Students at a University of Auckland residential facility feel their safety is “threatened” after a series of anonymous homophobic and transphobic posts online.
The posts have appeared in two places relating to Carlaw Park Student Village: a Facebook page titled “Carlaw Confessions 2021” and an online survey sent to residents regarding the formation of a Pride group at the hall of residence, which is for undergraduate and postgraduate students who are not high school leavers.
Posts on the now-deleted Facebook page called the gay community “perverted” and said non-binary identifying persons were “just narcissistic people wanting to feel special by claiming they are [transgender] when they’re actually not”.
There was one post written directly to “my transphobic brothers”, claiming the page administrator “is on our side”.
“We know this because 99% of this s*** wouldn’t have been posted otherwise.
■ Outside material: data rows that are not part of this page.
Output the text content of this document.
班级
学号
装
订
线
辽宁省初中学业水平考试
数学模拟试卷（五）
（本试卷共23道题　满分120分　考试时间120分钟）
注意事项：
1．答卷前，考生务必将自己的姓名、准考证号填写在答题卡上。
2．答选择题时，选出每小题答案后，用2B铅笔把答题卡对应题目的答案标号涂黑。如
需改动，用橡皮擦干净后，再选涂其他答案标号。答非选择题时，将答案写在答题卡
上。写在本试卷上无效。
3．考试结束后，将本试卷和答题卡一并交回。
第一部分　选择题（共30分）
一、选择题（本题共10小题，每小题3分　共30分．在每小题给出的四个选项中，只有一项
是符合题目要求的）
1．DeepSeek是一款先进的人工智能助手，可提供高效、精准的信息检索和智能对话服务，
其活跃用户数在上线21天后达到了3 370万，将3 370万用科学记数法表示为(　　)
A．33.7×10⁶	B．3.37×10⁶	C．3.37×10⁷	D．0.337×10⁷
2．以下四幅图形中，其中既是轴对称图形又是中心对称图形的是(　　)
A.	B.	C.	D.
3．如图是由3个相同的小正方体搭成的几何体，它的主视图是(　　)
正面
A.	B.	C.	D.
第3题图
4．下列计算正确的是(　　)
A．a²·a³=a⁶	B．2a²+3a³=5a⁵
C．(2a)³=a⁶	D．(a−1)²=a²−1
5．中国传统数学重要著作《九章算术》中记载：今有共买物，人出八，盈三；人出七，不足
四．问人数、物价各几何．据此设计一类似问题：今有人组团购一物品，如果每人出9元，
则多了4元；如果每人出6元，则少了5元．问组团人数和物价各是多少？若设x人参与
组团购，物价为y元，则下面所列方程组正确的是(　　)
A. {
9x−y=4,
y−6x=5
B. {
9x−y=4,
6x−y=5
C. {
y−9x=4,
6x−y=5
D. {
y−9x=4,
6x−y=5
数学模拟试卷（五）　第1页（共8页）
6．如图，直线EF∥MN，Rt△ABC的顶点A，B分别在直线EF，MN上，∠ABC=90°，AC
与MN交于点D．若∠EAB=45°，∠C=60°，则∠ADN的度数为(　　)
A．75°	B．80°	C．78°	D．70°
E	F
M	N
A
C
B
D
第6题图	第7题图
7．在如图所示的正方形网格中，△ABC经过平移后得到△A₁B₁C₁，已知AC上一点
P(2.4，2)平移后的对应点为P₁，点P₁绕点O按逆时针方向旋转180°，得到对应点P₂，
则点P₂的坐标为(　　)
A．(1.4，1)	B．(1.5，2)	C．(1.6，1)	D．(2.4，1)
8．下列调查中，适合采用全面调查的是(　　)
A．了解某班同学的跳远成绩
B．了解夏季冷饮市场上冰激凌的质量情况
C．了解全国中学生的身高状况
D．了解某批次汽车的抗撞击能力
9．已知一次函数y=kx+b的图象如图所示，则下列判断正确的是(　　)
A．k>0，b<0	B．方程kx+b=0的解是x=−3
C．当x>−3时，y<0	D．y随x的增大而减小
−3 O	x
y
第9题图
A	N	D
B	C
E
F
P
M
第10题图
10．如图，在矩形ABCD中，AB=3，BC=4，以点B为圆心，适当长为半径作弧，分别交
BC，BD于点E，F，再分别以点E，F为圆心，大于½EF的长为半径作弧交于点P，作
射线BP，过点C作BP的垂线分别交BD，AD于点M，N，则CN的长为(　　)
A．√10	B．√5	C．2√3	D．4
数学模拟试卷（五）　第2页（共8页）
I know none of you are foolish enough to like the posts or comment your support, but I believe our numbers are strong. Keep the faith, our time will come.”
Another suggested the “guys meming [sic] the pronouns” started a group: “keen for a barbeque or any kind of social stuff”.
Before the page was deleted, an administrator posted the group did not support the posts – “we just post everything”.
Multiple students have expressed their concerns, which the university is aware of.
Lily Chen, who identifies as queer and lives in the hall, said the posts made her feel “threatened”.
She said since the page was deleted about a fortnight ago, similar comments had been made through a Carlaw-affiliated survey seeking responses to the formation of a Pride group. A university spokesperson confirmed the group was supported by staff.
Chen said the university should be more proactive if it was aware there were concerns.
“This isn’t an isolated incident,” she said.
A transgender student in the hall said it was “worrying” people would take the time to write such posts, some at length. They were concerned to know how they would be treated in person because “there were many people who didn’t see a problem or considered it free speech”.
The student said complaints had been made but no action was taken beyond the “accommodation team”.
With new messages on a different platform, the student felt the university had “a responsibility to address” the situation. The student said it was a “potential safety issue” because the people “sending these messages can hide who they are but many members of the LGBTQ+ [community] cannot nor should they have to”.
Chen said the new messages showed the hateful comments were coming from within Carlaw.
A university spokesperson stressed the Facebook page was not endorsed by the tertiary provider, restricting what action could be taken.
However, the survey is directly affiliated with Carlaw. It is understood the university is aware of those additional comments.
But the spokesperson said it was disappointing Carlaw residents could be “espousing ideas that are harmful to others”.
“The university is committed to working with our residents to educate, inform and support, at all levels from school leaver to PhD.”